Opéra, Mars 2003
E.P.
Mozart: Idomeneo, Zürich, Januar 2003
Zürich - Idomeneo
DIdomeneo a été le premier triomphe du tandem formé par Nikolaus Harnoncourt et Jean-Pierre Ponnelle dans l'inscription au répertoire zurichois de presque tous les grands chefs-d'oeuvre mozartiens. En choisissant aujourd'hui de confier ce titre à Christoph von Dohnanyi et à Klaus Michael Grüber, l'Opéra de Zurich a voulu marquer une césure nette ; dans la fosse, les musiciens jouent sur des instruments modernes, le chef a opté pour une version très raccourcie de l'ouvrage (le rôle entier d'Arbace, ainsi que plusieurs pages de récitatifs sont ici omis), tandis que sur le plateau, le metteur en scène opte pour une approche nettement plus linéaire de l'intrigue, comme s'il s'agissait de mettre sur pied le déroulement d'une tragédie dominée par le jeu des passions humaines seulement. Grüber n'accorde en effet pas une importance démesurée aux interventions des puissances surnaturelles : Neptune n'est qu'un masque aux couleurs azurées, délicatement tracé à l'aquarelle par Gilles Aillaud sur un grand drap blanc agité à l'arrière-scène. Par contre, les personnages sont cernés avec attention. Idomeneo prend les traits d'un guerrier fatigué au costume en loques, incapable d'assumer pleinement son rôle royal ; en outre, afin de mieux manifester son attitude velléitaire, Grüber fait de lui un manchot dont le moignon sanglant rend encore plus insupportable que de coutume la scène du sacrifice, car il rend réellement visible son dégoût pour le sang versé inutilement. Quant à Ilia et Idamante, ils ont la grâce fragile de figures esquissées sur une amphore crétoise ; ils se meuvent avec la maladresse et la fraîcheur un brin compassée de ces jeunes êtres à qui le destin a réservé une charge trop lourde pour leurs frêles épaules.

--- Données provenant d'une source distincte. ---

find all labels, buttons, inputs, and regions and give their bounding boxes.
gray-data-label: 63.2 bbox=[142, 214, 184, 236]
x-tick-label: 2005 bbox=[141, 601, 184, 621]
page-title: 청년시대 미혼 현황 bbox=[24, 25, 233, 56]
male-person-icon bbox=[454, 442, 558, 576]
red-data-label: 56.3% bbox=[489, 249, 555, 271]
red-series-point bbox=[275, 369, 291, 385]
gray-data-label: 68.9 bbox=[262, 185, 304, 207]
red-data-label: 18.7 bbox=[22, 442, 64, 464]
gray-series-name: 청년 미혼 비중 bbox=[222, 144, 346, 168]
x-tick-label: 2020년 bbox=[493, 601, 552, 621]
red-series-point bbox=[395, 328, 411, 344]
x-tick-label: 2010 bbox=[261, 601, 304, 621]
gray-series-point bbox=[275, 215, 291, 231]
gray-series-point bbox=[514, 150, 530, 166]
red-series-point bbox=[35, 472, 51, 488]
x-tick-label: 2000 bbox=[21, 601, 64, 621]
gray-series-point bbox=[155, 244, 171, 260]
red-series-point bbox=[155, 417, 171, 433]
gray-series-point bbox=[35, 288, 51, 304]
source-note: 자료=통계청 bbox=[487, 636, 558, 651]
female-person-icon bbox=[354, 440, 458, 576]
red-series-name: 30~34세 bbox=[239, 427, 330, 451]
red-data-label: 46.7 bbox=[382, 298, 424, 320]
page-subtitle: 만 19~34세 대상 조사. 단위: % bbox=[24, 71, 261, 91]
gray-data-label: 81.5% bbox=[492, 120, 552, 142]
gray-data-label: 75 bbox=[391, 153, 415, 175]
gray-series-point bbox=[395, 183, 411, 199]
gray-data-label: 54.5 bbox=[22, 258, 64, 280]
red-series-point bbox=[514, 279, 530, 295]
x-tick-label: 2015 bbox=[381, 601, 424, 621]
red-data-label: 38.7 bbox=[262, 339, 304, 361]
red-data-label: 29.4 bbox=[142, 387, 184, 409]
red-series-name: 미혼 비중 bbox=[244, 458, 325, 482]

Résolument moderne, cette approche n'a pas convaincu les admirateurs de l'univers baroque. Gageons que ce spectacle exceptionnel à plus d'un titre, monté en coproduction avec le Festival d'Aix-en-Provence, peinera moins à convaincre le public du Théâtre de l'Archevêché... Christoph von Dohnanyi opte pour une approche plutôt romantique, mais obtient des musiciens un jeu net et franc, libre de toute surcharge sonore inutile. Malgré sa direction plutôt autoritaire, qui lui permet d'assurer des transitions insensibles entre le récitatif, l'arioso et l'air, il laisse respirer les chanteurs, tout en leur assurant un soutien chatoyant, car il veille à donner un maximum de poids aux ingérences instrumentales des pupitres jouant en solo.

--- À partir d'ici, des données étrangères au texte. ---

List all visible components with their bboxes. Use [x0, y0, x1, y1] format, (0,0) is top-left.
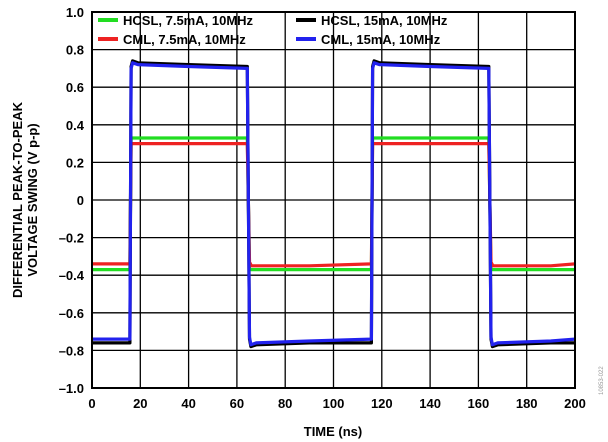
x-tick-label: 100 [323, 396, 345, 411]
x-tick-label: 180 [516, 396, 538, 411]
series-group [92, 59, 576, 349]
y-tick-label: –1.0 [59, 381, 84, 396]
x-tick-label: 140 [419, 396, 441, 411]
plot-frame [91, 11, 576, 389]
y-tick-label: –0.6 [59, 306, 84, 321]
y-tick-label: –0.2 [59, 231, 84, 246]
y-tick-label: 0.4 [66, 118, 85, 133]
legend-label: CML, 7.5mA, 10MHz [123, 32, 246, 47]
grid-lines [92, 12, 575, 388]
x-tick-labels: 0 20 40 60 80 100 120 140 160 180 200 [88, 396, 585, 411]
y-tick-label: –0.8 [59, 343, 84, 358]
y-tick-label: 1.0 [66, 5, 84, 20]
x-tick-label: 200 [564, 396, 586, 411]
y-tick-label: –0.4 [59, 268, 85, 283]
x-tick-label: 120 [371, 396, 393, 411]
legend-label: HCSL, 15mA, 10MHz [321, 13, 448, 28]
legend-label: HCSL, 7.5mA, 10MHz [123, 13, 254, 28]
x-tick-label: 0 [88, 396, 95, 411]
series-line-4 [92, 61, 576, 347]
x-tick-label: 40 [181, 396, 195, 411]
y-axis-title-line-2: VOLTAGE SWING (V p-p) [25, 123, 40, 276]
y-tick-label: 0 [77, 193, 84, 208]
x-tick-label: 20 [133, 396, 147, 411]
y-tick-label: 0.2 [66, 155, 84, 170]
y-axis-title-line-1: DIFFERENTIAL PEAK-TO-PEAK [10, 101, 25, 298]
figure-id: 10853-022 [599, 366, 605, 395]
x-tick-label: 60 [230, 396, 244, 411]
x-tick-label: 160 [468, 396, 490, 411]
y-tick-label: 0.6 [66, 80, 84, 95]
legend: HCSL, 7.5mA, 10MHz CML, 7.5mA, 10MHz HCSL,… [98, 13, 448, 47]
y-tick-label: 0.8 [66, 43, 84, 58]
x-tick-label: 80 [278, 396, 292, 411]
legend-label: CML, 15mA, 10MHz [321, 32, 441, 47]
y-tick-labels: 1.0 0.8 0.6 0.4 0.2 0 –0.2 –0.4 –0.6 –0.8 –1.0 [59, 5, 85, 396]
x-axis-title: TIME (ns) [304, 424, 363, 439]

Ilia a le charme et la délicatesse de la voix veloutée, lumineuse autant que sensuelle de Malin Hartelius, alors qu'Idamante convient idéalement au timbre charnu de Francesca Provvisionato qui a accepté en dernière minute de remplacer Liliana Nikiteanu, malade. Luba Orgonasova prouve une fois de plus qu'elle est une des meilleures Elettra du moment, avec ses vocalises parfaitement placées et sa maîtrise impressionnante du souffle.

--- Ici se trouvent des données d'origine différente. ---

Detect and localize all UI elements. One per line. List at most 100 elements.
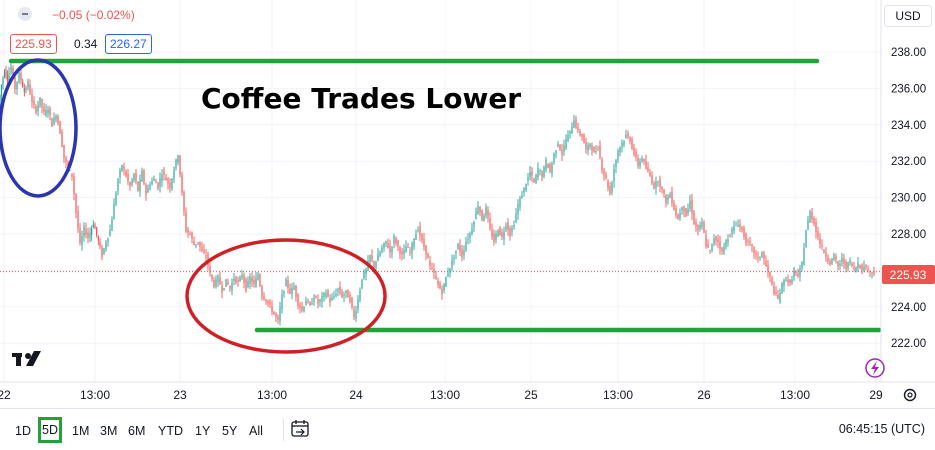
bid-price-box[interactable]: 225.93 [10, 34, 57, 54]
candle-body [379, 252, 381, 257]
candle-body [633, 147, 635, 155]
candle-body [517, 204, 519, 215]
candle-body [209, 266, 211, 273]
candle-body [219, 277, 221, 285]
candle-body [283, 290, 285, 294]
candle-body [445, 277, 447, 287]
candle-body [513, 225, 515, 228]
candle-body [681, 206, 683, 211]
date-range-icon[interactable] [290, 419, 312, 439]
candle-body [627, 133, 629, 137]
currency-button[interactable]: USD [884, 5, 932, 27]
tradingview-logo[interactable] [12, 351, 41, 366]
axis-settings-icon[interactable] [903, 388, 917, 402]
range-button-5d[interactable]: 5D [38, 417, 62, 443]
candle-body [205, 254, 207, 257]
candle-body [8, 73, 10, 82]
candle-body [23, 88, 25, 93]
candle-body [181, 174, 183, 193]
candle-body [769, 272, 771, 277]
candle-body [799, 268, 801, 276]
range-button-6m[interactable]: 6M [128, 424, 146, 438]
candle-body [581, 133, 583, 137]
range-button-1m[interactable]: 1M [72, 424, 90, 438]
candle-body [425, 245, 427, 255]
candle-body [595, 151, 597, 152]
utc-clock[interactable]: 06:45:15 (UTC) [838, 422, 925, 436]
price-axis[interactable]: 222.00224.00226.00228.00230.00232.00234.… [891, 47, 926, 350]
candle-body [557, 144, 559, 147]
candle-body [59, 121, 61, 134]
candle-body [125, 171, 127, 177]
candle-body [831, 258, 833, 265]
price-change: −0.05 (−0.02%) [52, 8, 135, 22]
candle-body [87, 232, 89, 239]
candle-body [539, 170, 541, 172]
candle-body [795, 271, 797, 274]
lightning-icon[interactable] [865, 358, 885, 378]
candle-body [79, 228, 81, 243]
candle-body [263, 296, 265, 300]
candle-body [779, 293, 781, 302]
candle-body [479, 207, 481, 213]
ask-price-box[interactable]: 226.27 [105, 34, 152, 54]
candle-body [151, 181, 153, 185]
candle-body [587, 144, 589, 151]
candle-body [12, 68, 14, 76]
range-button-ytd[interactable]: YTD [158, 424, 183, 438]
range-button-1d[interactable]: 1D [15, 424, 31, 438]
candle-body [399, 247, 401, 254]
range-button-3m[interactable]: 3M [100, 424, 118, 438]
candle-body [723, 246, 725, 255]
candle-body [135, 172, 137, 182]
candle-body [629, 137, 631, 142]
candle-body [755, 252, 757, 255]
candle-body [133, 173, 135, 181]
range-button-1y[interactable]: 1Y [195, 424, 211, 438]
candle-body [429, 260, 431, 266]
candle-body [39, 97, 41, 106]
candle-body [45, 109, 47, 116]
candle-body [75, 193, 77, 213]
candle-body [461, 249, 463, 258]
candle-body [299, 304, 301, 308]
candle-body [22, 81, 24, 88]
candle-body [393, 236, 395, 244]
candle-body [185, 212, 187, 232]
candle-body [2, 77, 4, 85]
candle-body [651, 175, 653, 184]
candle-body [229, 286, 231, 289]
candle-body [849, 260, 851, 263]
candle-body [655, 181, 657, 189]
candle-body [261, 286, 263, 298]
candle-body [463, 250, 465, 255]
candle-body [501, 231, 503, 237]
candle-body [643, 159, 645, 162]
candle-body [287, 280, 289, 288]
range-button-all[interactable]: All [249, 424, 263, 438]
range-button-5y[interactable]: 5Y [222, 424, 238, 438]
candle-body [309, 302, 311, 306]
candle-body [649, 172, 651, 176]
candle-body [81, 235, 83, 245]
candle-body [869, 270, 871, 272]
time-axis[interactable]: 22 13:00 23 13:00 24 13:00 25 13:00 26 13:00 29 [0, 388, 883, 402]
candle-body [119, 170, 121, 178]
candle-body [551, 163, 553, 174]
candle-body [615, 159, 617, 168]
spread-value: 0.34 [74, 37, 98, 51]
candle-body [765, 261, 767, 267]
candle-body [617, 150, 619, 160]
candle-body [663, 189, 665, 194]
candle-body [863, 266, 865, 271]
candle-body [527, 176, 529, 181]
candle-body [147, 187, 149, 193]
candle-body [413, 238, 415, 247]
price-chart[interactable]: Coffee Trades Lower 222.00224.00226.0022… [0, 0, 935, 408]
candle-body [117, 179, 119, 192]
candle-body [525, 184, 527, 191]
candle-body [18, 72, 20, 83]
candle-body [453, 257, 455, 260]
candle-body [847, 262, 849, 269]
candle-body [35, 106, 37, 113]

Mais la révélation de cette distribution admirable d'homogénéité fut Jonas Kaufmann en Idomeneo. Parfait aussi bien dans le registre héroïque que dans les moments lyriques, ce ténor pourrait bien se révéler l'un des plus grands espoirs du chant allemand, dans un répertoire où les surprises heureuses se comptent sur les doigts de la main. Quand on aura ajouté que cet artiste est doté d'un physique plus qu'engageant et que son jeu scénique est à la hauteur de ses prouesses vocales, on ne peut que lui prédire un avenir glorieux.